No need for tweed here, Andrew’s 29er MTB, one of the latest bikes to emerge from the Sheffield workshop of Field Cycles, is quite possibly the most dapper fat tyre flyer that has ever hit the UK trails.
Field Cycles are famous for the arresting graphics that cover their frames. Originally drawing inspiration from dazzle camouflage, their designs have evolved into a completely individual style that varies with each new creation.
Each work of art is applied, without the use of decals, mind you, by Cromaworks, Field’s paint department. It’s an understated title, held by designer Tom Smith, who works with the customer and also photographs each bike for posterity’s sake.
Utterly unique paintwork aside, their frames are built well too. Field Cycles’ chief frame builder, Harry Harrison, is a man with a deep-seated passion for steel and the legendary Sheffield industry of his home city.

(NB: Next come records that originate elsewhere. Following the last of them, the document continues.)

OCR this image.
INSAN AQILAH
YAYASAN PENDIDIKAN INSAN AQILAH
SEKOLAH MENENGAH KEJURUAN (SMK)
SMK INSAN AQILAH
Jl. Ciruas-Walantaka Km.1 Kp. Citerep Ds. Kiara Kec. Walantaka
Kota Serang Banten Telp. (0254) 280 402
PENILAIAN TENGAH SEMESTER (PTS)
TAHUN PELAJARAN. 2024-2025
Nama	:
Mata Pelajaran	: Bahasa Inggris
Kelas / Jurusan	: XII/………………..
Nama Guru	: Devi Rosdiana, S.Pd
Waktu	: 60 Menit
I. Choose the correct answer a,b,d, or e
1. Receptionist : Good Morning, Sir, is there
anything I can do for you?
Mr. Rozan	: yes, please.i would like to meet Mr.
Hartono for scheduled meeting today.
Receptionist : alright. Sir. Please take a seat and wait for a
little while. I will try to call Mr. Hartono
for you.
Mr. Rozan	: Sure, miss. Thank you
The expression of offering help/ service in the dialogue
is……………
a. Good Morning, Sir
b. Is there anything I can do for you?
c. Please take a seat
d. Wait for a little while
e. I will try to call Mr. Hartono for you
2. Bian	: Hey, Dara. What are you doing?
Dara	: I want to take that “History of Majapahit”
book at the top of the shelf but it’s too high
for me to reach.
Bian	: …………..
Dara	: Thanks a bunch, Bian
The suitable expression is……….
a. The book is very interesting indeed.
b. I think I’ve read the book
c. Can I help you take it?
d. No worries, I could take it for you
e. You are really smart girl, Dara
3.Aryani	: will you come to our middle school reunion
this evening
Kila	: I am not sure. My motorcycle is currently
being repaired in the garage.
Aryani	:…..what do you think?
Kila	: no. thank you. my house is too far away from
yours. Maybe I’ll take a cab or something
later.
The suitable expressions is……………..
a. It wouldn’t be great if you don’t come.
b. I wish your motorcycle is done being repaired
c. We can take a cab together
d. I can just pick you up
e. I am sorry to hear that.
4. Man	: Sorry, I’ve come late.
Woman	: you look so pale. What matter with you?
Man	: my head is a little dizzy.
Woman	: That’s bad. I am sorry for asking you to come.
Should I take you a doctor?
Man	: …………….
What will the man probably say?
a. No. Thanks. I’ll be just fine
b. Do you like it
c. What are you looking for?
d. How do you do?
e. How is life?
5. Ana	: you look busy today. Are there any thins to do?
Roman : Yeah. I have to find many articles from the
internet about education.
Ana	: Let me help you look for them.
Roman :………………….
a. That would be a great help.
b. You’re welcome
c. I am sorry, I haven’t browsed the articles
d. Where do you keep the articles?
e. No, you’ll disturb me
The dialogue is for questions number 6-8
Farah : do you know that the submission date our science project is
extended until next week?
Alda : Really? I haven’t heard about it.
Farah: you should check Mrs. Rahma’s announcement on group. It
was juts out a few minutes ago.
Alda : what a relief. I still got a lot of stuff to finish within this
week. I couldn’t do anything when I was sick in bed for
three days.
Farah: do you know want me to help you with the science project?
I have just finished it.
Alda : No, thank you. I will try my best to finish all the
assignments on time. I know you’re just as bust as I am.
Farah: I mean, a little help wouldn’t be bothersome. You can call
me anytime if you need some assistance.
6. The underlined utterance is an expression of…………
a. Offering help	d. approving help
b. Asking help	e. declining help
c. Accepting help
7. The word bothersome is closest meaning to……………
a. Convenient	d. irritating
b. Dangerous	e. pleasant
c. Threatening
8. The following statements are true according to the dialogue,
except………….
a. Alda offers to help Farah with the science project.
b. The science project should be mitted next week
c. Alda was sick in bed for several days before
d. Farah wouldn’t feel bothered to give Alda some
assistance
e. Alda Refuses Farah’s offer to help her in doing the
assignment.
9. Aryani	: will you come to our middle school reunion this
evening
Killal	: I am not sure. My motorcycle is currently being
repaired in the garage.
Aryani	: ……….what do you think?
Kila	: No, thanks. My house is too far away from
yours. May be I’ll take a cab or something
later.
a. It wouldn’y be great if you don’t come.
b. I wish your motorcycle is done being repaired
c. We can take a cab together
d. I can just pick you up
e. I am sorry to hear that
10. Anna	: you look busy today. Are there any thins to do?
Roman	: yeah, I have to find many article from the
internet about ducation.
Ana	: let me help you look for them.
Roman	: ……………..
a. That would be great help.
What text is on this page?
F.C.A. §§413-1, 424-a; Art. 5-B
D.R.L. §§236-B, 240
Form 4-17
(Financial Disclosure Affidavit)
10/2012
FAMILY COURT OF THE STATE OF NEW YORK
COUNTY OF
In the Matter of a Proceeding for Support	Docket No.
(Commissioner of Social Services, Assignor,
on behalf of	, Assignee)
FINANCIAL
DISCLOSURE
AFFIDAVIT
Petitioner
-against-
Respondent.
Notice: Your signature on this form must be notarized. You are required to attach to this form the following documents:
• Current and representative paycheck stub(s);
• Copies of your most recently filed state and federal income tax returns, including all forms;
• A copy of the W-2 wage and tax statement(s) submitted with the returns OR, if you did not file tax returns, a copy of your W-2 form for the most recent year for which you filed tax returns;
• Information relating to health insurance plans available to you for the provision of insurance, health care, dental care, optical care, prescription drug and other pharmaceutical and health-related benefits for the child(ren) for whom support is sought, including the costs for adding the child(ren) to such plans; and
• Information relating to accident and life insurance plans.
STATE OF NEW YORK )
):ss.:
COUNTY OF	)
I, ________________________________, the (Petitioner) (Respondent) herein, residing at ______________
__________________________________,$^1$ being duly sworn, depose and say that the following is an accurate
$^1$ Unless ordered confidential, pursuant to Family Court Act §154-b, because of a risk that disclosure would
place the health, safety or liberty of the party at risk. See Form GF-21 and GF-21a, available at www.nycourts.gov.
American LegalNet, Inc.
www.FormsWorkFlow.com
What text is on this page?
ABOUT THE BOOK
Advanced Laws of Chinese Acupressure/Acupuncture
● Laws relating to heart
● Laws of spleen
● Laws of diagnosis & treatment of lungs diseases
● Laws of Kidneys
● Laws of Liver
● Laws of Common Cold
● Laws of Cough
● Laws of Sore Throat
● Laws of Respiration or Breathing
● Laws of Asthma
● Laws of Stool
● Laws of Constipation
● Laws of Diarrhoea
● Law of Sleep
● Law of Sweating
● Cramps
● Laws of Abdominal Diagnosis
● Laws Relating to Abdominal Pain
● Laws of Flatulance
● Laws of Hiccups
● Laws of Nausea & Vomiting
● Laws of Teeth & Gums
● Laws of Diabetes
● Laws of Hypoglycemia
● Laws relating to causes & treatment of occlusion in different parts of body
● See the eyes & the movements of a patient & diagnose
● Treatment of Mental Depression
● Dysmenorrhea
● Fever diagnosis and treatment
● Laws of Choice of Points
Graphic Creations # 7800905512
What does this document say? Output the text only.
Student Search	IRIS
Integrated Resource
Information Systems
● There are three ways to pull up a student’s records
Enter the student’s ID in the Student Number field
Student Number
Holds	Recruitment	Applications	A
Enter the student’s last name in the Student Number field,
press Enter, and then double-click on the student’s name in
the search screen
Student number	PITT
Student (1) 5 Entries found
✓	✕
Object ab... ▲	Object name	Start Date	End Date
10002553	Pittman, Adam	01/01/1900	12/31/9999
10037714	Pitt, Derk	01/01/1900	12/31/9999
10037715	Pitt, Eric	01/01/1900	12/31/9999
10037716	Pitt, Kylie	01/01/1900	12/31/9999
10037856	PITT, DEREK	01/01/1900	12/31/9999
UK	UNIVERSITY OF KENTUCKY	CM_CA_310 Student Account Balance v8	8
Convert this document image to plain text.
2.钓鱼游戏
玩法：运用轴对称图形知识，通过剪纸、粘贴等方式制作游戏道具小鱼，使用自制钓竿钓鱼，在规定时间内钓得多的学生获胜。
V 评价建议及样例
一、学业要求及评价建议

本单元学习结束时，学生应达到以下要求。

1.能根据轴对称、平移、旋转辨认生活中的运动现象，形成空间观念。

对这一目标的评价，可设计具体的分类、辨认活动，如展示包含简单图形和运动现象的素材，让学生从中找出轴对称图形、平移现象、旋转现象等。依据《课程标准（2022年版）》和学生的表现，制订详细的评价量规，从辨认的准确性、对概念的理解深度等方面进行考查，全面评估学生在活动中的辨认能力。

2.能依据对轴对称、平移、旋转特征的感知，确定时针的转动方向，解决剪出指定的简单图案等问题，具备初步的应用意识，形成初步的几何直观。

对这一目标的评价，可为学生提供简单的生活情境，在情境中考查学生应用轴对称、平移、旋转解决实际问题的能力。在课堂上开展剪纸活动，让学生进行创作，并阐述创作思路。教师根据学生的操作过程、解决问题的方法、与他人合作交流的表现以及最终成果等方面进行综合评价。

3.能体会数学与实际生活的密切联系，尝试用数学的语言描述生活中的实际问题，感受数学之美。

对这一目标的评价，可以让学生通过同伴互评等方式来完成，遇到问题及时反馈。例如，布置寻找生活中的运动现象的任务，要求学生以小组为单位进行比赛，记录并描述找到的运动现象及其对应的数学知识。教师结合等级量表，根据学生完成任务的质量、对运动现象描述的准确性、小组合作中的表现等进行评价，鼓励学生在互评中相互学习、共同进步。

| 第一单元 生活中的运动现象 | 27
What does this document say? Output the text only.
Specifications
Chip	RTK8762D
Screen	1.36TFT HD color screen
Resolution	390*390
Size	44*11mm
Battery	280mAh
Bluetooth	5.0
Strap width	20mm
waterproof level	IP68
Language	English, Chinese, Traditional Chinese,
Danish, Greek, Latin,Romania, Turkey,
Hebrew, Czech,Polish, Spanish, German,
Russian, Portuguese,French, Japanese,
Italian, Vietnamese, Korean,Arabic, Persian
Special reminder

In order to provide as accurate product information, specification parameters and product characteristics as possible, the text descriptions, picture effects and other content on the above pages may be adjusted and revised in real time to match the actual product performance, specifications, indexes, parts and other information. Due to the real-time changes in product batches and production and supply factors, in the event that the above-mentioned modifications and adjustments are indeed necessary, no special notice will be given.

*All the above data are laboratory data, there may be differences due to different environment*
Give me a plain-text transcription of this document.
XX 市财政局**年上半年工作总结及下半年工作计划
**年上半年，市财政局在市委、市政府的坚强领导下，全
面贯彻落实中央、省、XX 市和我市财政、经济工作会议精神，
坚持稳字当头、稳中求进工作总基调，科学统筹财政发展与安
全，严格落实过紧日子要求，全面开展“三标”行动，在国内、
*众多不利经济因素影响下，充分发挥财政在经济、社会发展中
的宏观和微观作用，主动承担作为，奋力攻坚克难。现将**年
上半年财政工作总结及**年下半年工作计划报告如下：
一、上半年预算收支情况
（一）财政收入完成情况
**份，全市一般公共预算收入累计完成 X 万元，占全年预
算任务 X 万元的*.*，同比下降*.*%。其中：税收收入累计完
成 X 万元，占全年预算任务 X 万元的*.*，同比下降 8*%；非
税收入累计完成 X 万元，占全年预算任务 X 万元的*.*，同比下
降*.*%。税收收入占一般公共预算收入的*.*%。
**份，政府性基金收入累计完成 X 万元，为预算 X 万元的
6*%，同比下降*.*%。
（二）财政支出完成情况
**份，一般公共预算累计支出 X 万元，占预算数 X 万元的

Harry fillet brazed the rear triangle from Dedacciai tubes and the front from Reynolds 853. The geometry is tight and nimble: designed to fluidly rip around single trail. Paragon Polydrop dropouts were used at the rear, with a 142/12mm axle.
Field Cycles are an ENVE-preferred builder, and Andrew’s 29er provides a fine frame for their tapered 29er Mountain Fork, rotating through an oversized 44mm head tube. That’s one stocky — but agile — front end.
The new ovalised 94BCD chainring for SRAM X1 by Absolute Black powers the drivetrain, kept in check by HOPE disc brakes and piloted by a 3T cockpit. It’s a fast machine whose speed is reflected by a distinctively dashing mantle.